Have a fashion show. Take your own bags when you shop. Buy more sustainable light bulbs. Maybe host a fun run.
Just do something to cash in on the frenzy and market your product as “green” or “sustainable.”
As far as advertisers are concerned, “green” is the new black. Everything from cereal to dishwashing soap claims to save the environment.
Companies are eager to associate themselves with the environment, deservedly or not – an effect called “green-washing” by environmental groups who despair about getting their message out amid all the noise.
But as the green buzz grows louder, many people are tuning out.
A study by the Shelton Group, an advertising agency and market research company, showed consumers were between 22 percent and 55 percent less likely to buy green products during 2007 than they were the year before. Message overload appeared to be the major factor, said Suzanne Shelton, the company’s president.
“What we’ve been seeing in focus groups is a real green backlash,” she said. “During the last six months, when the agency screened environmentally themed advertisements, we’d see over half the room roll their eyes: ‘not another green message.'”
Vladimir Jones President and CEO Meredith Vaughn said her clients have to fight “green-washing.”
“The key is that your sustainable message has to be credible,” she said. “For instance, Waste Management can’t credibly talk about being green. But Xcel Energy can – because they’ve done all these things to comply with state and federal regulations and have done it earlier than they needed to.”
Demonstrated commitment has to lead to information consumers can use easily, she said.

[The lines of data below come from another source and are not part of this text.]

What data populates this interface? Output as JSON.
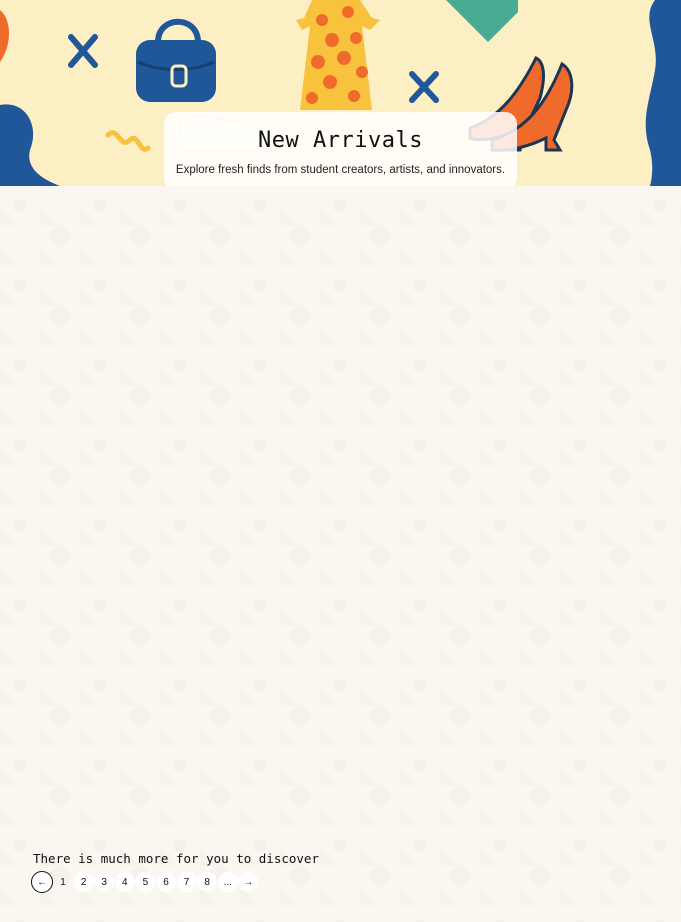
{
  "hero": {
    "title": "New Arrivals",
    "subtitle": "Explore fresh finds from student creators, artists, and innovators.",
    "colors": {
      "background": "#fdefc4",
      "blue": "#1f5799",
      "orange": "#f06b2b",
      "yellow": "#f9c23c",
      "teal": "#4aab95"
    }
  },
  "footer": {
    "discover_text": "There is much more for you to discover"
  },
  "pagination": {
    "prev_icon": "arrow-left-icon",
    "next_icon": "arrow-right-icon",
    "prev_symbol": "←",
    "next_symbol": "→",
    "pages": [
      "1",
      "2",
      "3",
      "4",
      "5",
      "6",
      "7",
      "8"
    ],
    "ellipsis": "..."
  }
}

“The message has to be – there are big things that need to be done, and we’ll do those,” Vaughn said. “But there are small things that can help, and this is what you can do. Together, we can work on this problem more easily and quickly than if we were working separately. That’s the message that works.”
Companies interested in marketing themselves as green do a disservice if they aren’t actually sustainable, she said.

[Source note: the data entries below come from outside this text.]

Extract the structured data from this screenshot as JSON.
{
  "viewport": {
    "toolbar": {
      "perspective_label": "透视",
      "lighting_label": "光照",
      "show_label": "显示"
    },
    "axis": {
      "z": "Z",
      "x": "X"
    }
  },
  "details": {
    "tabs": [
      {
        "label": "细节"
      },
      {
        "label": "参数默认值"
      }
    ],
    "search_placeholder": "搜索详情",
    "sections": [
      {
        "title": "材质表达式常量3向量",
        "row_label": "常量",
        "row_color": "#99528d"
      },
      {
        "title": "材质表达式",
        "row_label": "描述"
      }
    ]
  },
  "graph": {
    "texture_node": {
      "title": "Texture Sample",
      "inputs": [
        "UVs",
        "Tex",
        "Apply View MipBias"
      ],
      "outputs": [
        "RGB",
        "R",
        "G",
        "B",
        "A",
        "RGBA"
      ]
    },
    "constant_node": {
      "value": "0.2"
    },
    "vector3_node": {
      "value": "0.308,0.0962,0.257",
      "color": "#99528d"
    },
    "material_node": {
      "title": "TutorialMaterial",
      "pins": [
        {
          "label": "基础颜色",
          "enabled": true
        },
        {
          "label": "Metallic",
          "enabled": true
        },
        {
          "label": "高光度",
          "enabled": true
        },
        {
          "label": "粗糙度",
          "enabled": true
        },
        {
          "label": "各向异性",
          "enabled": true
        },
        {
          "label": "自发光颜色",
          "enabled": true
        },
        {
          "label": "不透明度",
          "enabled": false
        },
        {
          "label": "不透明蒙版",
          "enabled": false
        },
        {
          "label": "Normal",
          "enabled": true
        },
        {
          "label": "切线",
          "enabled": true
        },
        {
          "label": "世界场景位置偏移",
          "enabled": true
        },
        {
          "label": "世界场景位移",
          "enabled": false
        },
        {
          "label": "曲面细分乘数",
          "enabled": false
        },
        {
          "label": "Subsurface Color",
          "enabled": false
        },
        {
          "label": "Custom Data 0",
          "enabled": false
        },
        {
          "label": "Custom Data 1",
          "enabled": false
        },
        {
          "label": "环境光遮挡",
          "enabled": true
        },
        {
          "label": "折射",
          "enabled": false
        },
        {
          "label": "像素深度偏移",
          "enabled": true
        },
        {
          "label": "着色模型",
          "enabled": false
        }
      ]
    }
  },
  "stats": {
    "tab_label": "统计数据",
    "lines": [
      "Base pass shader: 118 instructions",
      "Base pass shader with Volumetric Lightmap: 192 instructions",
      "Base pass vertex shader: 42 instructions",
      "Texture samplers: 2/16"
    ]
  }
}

“You can talk about it all you want, but if you aren’t doing actionable, creditable things all during the year – it’s just wasted dollars,” Vaughn said.

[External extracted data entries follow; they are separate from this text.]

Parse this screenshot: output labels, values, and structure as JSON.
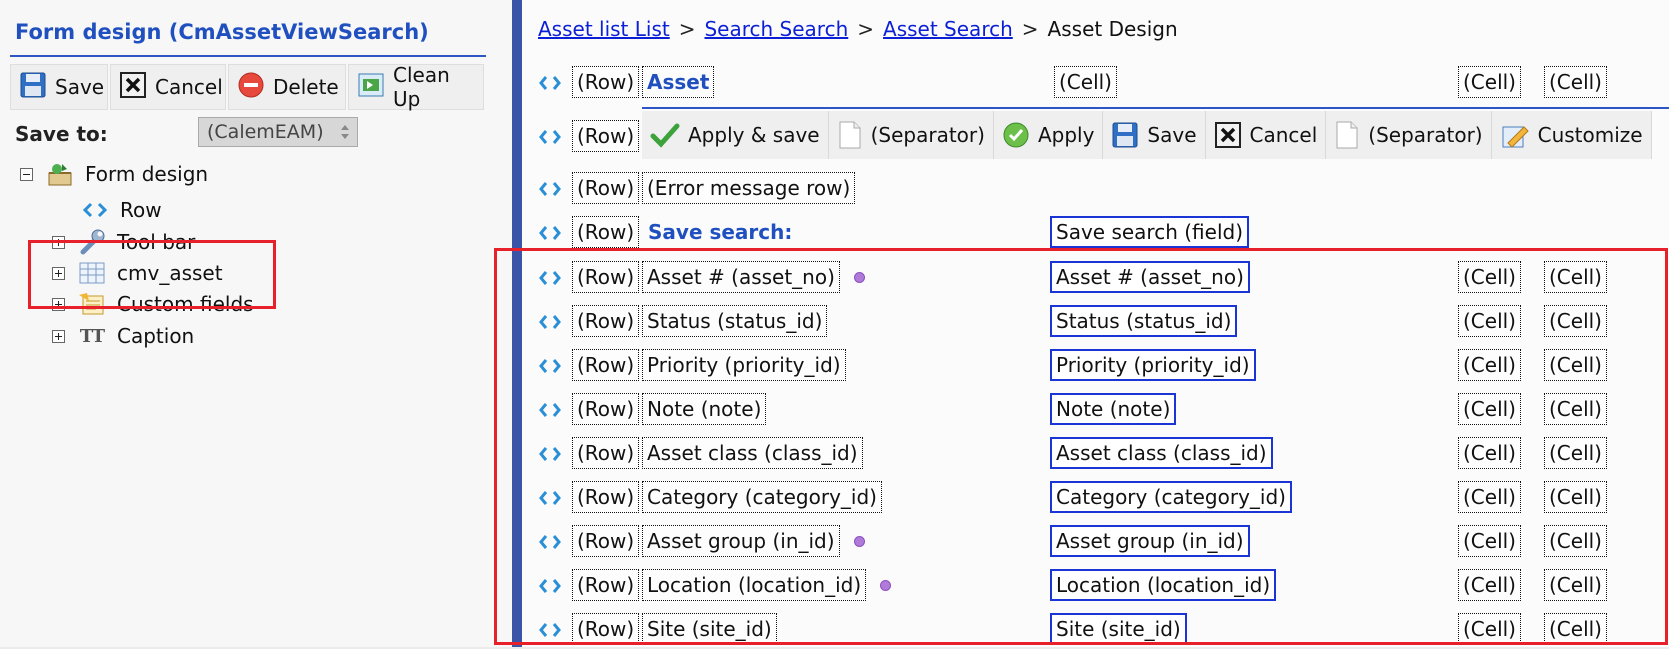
{
  "panel": {
    "title": "Form design (CmAssetViewSearch)",
    "toolbar": [
      {
        "label": "Save",
        "icon": "floppy-disk-icon"
      },
      {
        "label": "Cancel",
        "icon": "x-box-icon"
      },
      {
        "label": "Delete",
        "icon": "delete-icon"
      },
      {
        "label": "Clean Up",
        "icon": "clean-up-icon"
      }
    ],
    "save_to_label": "Save to:",
    "save_to_value": "(CalemEAM)",
    "tree": {
      "root": "Form design",
      "items": [
        {
          "label": "Row",
          "icon": "row-arrows-icon",
          "expandable": false
        },
        {
          "label": "Tool bar",
          "icon": "wrench-icon",
          "expandable": true
        },
        {
          "label": "cmv_asset",
          "icon": "table-icon",
          "expandable": true
        },
        {
          "label": "Custom fields",
          "icon": "custom-fields-icon",
          "expandable": true
        },
        {
          "label": "Caption",
          "icon": "caption-icon",
          "expandable": true
        }
      ]
    }
  },
  "breadcrumb": {
    "links": [
      "Asset list List",
      "Search Search",
      "Asset Search"
    ],
    "separator": ">",
    "current": "Asset Design"
  },
  "design": {
    "row_label": "(Row)",
    "cell_label": "(Cell)",
    "asset_title": "Asset",
    "toolbar": [
      {
        "label": "Apply & save",
        "icon": "checkmark-icon"
      },
      {
        "label": "(Separator)",
        "icon": "page-icon"
      },
      {
        "label": "Apply",
        "icon": "apply-circle-icon"
      },
      {
        "label": "Save",
        "icon": "floppy-disk-icon"
      },
      {
        "label": "Cancel",
        "icon": "x-box-icon"
      },
      {
        "label": "(Separator)",
        "icon": "page-icon"
      },
      {
        "label": "Customize",
        "icon": "customize-icon"
      }
    ],
    "error_row": "(Error message row)",
    "save_search_label": "Save search:",
    "save_search_field": "Save search (field)",
    "field_rows": [
      {
        "label": "Asset # (asset_no)",
        "field": "Asset # (asset_no)",
        "custom": true
      },
      {
        "label": "Status (status_id)",
        "field": "Status (status_id)",
        "custom": false
      },
      {
        "label": "Priority (priority_id)",
        "field": "Priority (priority_id)",
        "custom": false
      },
      {
        "label": "Note (note)",
        "field": "Note (note)",
        "custom": false
      },
      {
        "label": "Asset class (class_id)",
        "field": "Asset class (class_id)",
        "custom": false
      },
      {
        "label": "Category (category_id)",
        "field": "Category (category_id)",
        "custom": false
      },
      {
        "label": "Asset group (in_id)",
        "field": "Asset group (in_id)",
        "custom": true
      },
      {
        "label": "Location (location_id)",
        "field": "Location (location_id)",
        "custom": true
      },
      {
        "label": "Site (site_id)",
        "field": "Site (site_id)",
        "custom": false
      }
    ]
  },
  "colors": {
    "accent": "#2050c0",
    "link": "#0b1fd6",
    "highlight": "#e8202a",
    "field_border": "#1b34d6",
    "divider": "#3a55a8"
  }
}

And that’s the key to separating the actual sustainable products from the ones just trying to cash in on the latest trend, said Eric Cefus, executive director of the Catamount Institute and the Pikes Peak Sustainable Business Network.
“A lot of groups are throwing around the term,” he said. “And they don’t know what it means to be green. But you have to take the time and set yourself up as credible – that’s when people start listening to you.”
Events are one way of making a direct correlation, he said.
“Right now, so much about the economy is tied to the environment,” he said. “People should be listening – and business should be as well. The problem is that if you aren’t actually sustainable – people’s eyes tend to glaze over.”